A Literatura, de uma forma geral, antes do Romanticismo, seguia ferrenhas normas acadêmicas de produção, que foram pouco a pouco abandonadas com o surgimento deste movimento, o que permitiu ao escritor adotar uma linguagem mais comum, expandindo o acesso social às obras literárias. Este desprendimento, gradativamente, provocou mudanças na Língua, sobretudo, com as escolas literárias que seguiram, as quais se utilizavam mesmo de neologismo e gírias.

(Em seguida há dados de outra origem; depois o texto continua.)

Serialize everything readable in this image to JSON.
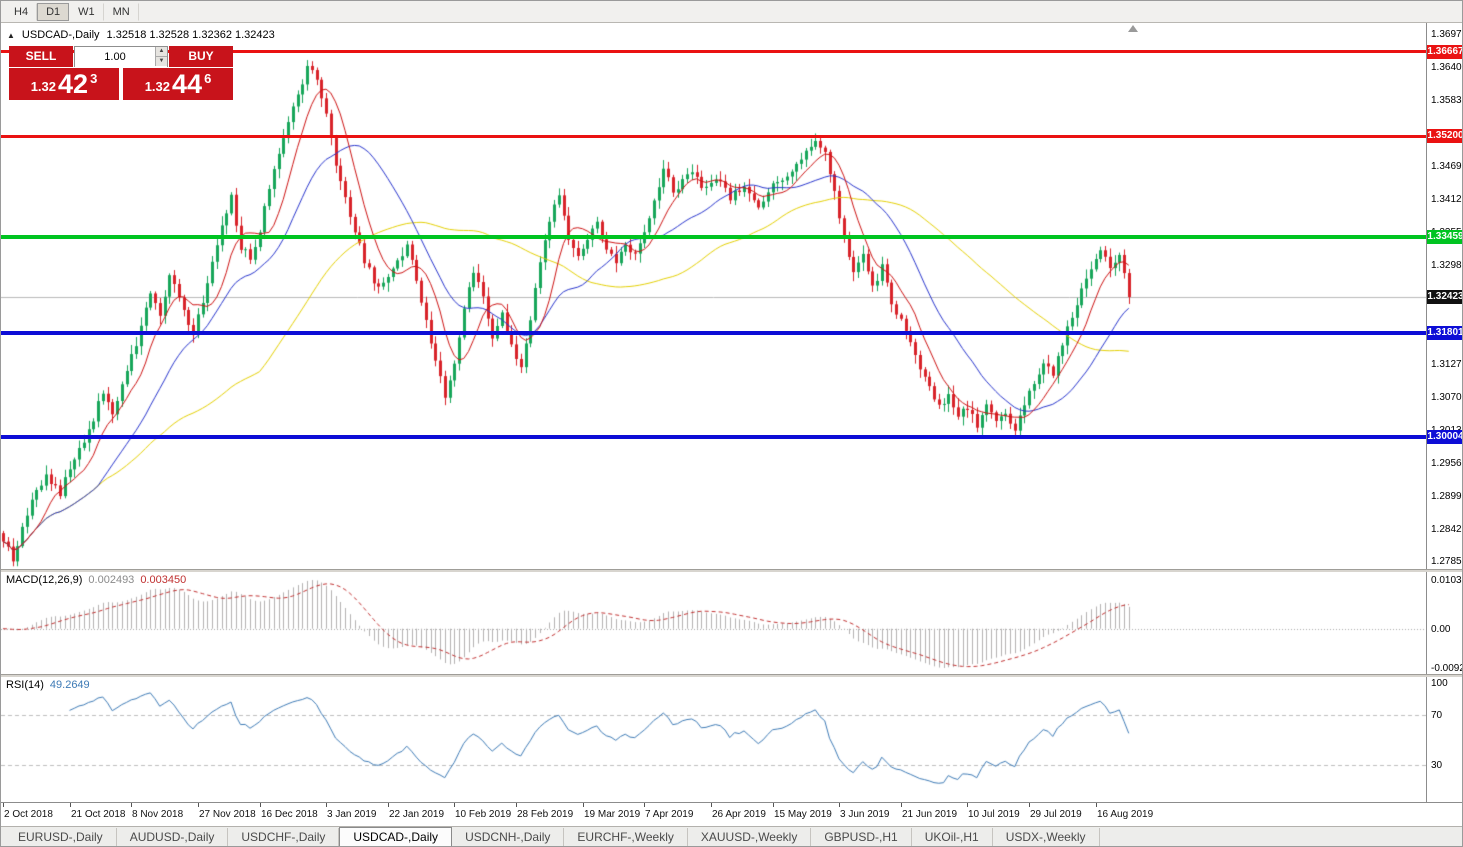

“[...] Temos de fazer um grande esforço para não incorrer no erro milenar dos gramáticos tradicionalistas de estudar a língua como uma coisa morta, sem levar em consideração as pessoas vivas que a falam. [...] O preconceito linguístico está ligado, em boa medida, à confusão que foi criada, no curso da história, entre língua e gramática normativa. Nossa tarefa mais urgente é desfazer essa confusão. Uma receita de bolo não é um bolo, o molde de um vestido não é um vestido, um mapa-múndi não é o mundo... Também a gramática não é a língua. [...] Enquanto a língua é um rio caudaloso, longo e largo, que nunca se detém em seu curso, a gramática normativa é apenas um igapó, uma grande poça de água parada, um charco, um brejo, um terreno alagadiço, à margem da língua [...]”. (BAGNO, Marcos. “Preconceito Linguístico”. Edições Layola, São Paulo, junho de 2007: 48ª e 49ª edições. p. 09-10).
Hodierno, a diversidade cultural é assaz grande dentre os jovens que sob a influência das vogas efêmeras que constantemente transmutam, ou pela necessidade de desenvolver em um grupo a parte da sociedade, suas concepções, conquistar um espaço, aceitação, desenvolvem não apenas vestimentas e comportamentos excepcionais, mas também uma linguagem particular, própria às vogas ou grupos. Nascem assim neologismos e gírias, distorções do idioma, porém, de recorrente uso trivial.
À custa de muito debate entre tenazes defensores da Gramática Normativa tradicional e aqueles que pretendem uma Língua Portuguesa “descomplicada”, “atualizada”, a maioria dos lexicógrafos estão incluindo em suas obras a acepção de gírias, devidamente assinaladas, junto à definição literal e figurativa de vocábulos.
Reconheçamos que Gramática não é álgebra, onde dois mais dois são quatro; trata-se de um conjunto de normas e exceções, que exige conhecimento teórico, interpretativo, raciocínio e capacidade de aplicação. Mesmo professores e mestres divergem entre si quanto à exatidão de determinadas questões relacionadas à Língua Portuguesa, não faltando por parte de todos argumentos que defendam suas posições – questões relacionadas diretamente à Gramática, sua interpretação e aplicação.
Nesta composição constam grifadas algumas palavras, algumas sentenças; o propósito de tal é mostrar o uso correto destes termos tidos por muitos como, “dificuldades da Língua Portuguesa”, que em verdade exigem apenas um pouco de atenção em seu emprego.
Para concluir o presente, vejamos o soneto “Língua Portuguesa”, de Olavo Bilac, que a meu ver bem se encaixa ao contexto.
“Última flor do Lácio, inculta e bela,
És, a um tempo, esplendor e sepultura:
Ouro nativo, que na ganga impura
A bruta mina entre os cascalhos vela...
Amo-te assim, desconhecida e obscura,
Tuba de alto clangor, lira singela,
Que tens o trom e o silvo da procela
E o arrolo da saudade e da ternura!
Amo o teu viço agreste e o teu aroma
De virgens selvas e de oceano largo!
Amo-te, ó rude e doloroso idioma,
Em que da voz materna ouvi: ‘meu filho!’
E em que Camões chorou, no exílio amargo,
O gênio sem ventura e o amor sem brilho!”.